In New Zealand, where he worked as the goalkeeper coach of the women’s team, he shared ideas across sports, gaining insight from the All Blacks. “Because it is small country, they are open to it. It was unbelievable to speak to rugby and cricket coaches.
“A hockey coach came to watch my sessions. He did not question the specific goalkeeper drills, all he questioned was my coaching. Why did you ask that question? Why did you emphasise this word and not that word? Why was your body language like this?
“They have a limited number of athletes so they have to think like this and do things a bit differently. The common denominator in my career so far is working with clubs and people who are prepared to challenge the status quo and think outside of the box.
“A lot of coaches I had just did things how they had always done them. I always want to think about whether we are doing something the right way when other methods might be more successful. How can we improve our training sessions?
“It is difficult for a coach to admit that the way they have been doing things for years may not be the most effective way and to change what they do.

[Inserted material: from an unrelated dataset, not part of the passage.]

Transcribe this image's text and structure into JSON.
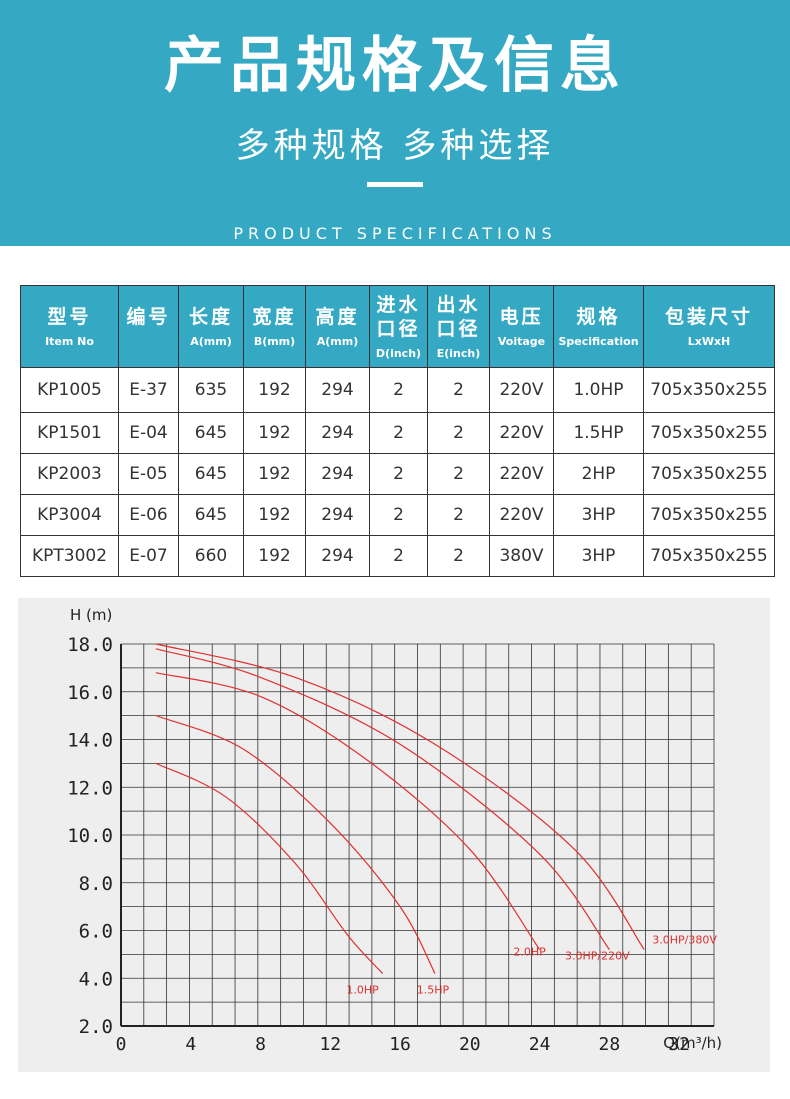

I would never underestimate experience. But what does science tell us too? Why can’t we merge the two?
“You cannot just say that a coach is just a coach. A coach can also be a sports scientist or a psychologist or a teacher or a father figure. A coach can be everything. So I want to challenge the status quo to inspire other coaches to innovate too.”
Coach education is a long-term passion. In the meantime, he will be getting the goosebumps once again when he takes his place in the dugout alongside the rest of the Gladbach coaching staff on Saturday evening when Stuttgart are the visitors, live on Sky Sports.
“This is the thing about having a PhD in football. It is a blue-collar sport so being an academic is viewed critically. I would never want to stand up in front of people and say I am Doctor Fabian Otte. I feel like I needed to be a more credible coach first.”
Ultimately, it is all about working with people. “If I knew anything about cricket or basketball, I would probably enjoy that just as much because I love helping people to learn.” And for Otte, helping people learn means listening as well as teaching.
“Nick Pope is a good example. I have a good relationship with him and speak to him every other week about goalkeeping and about other stuff. He sends me clips of goalkeepers, sometimes I send him stuff. We have this really good connection and this exchange.
“I probably learn more from the conversation than he does because he sees things from his experience. He has viewpoints that I did not consider, accounting for things like fans and pitch conditions. It is always a two-way street. You cannot see it as a hierarchy.
“It is all about finding the connection with the player. If you understand the person, you have hit the nail on the head. It sound cheesy but if a player feels open enough to talk to you about how they are feeling you have done the big part of the coaching job.”
Maybe Fabian Otte is a menschenfresser too.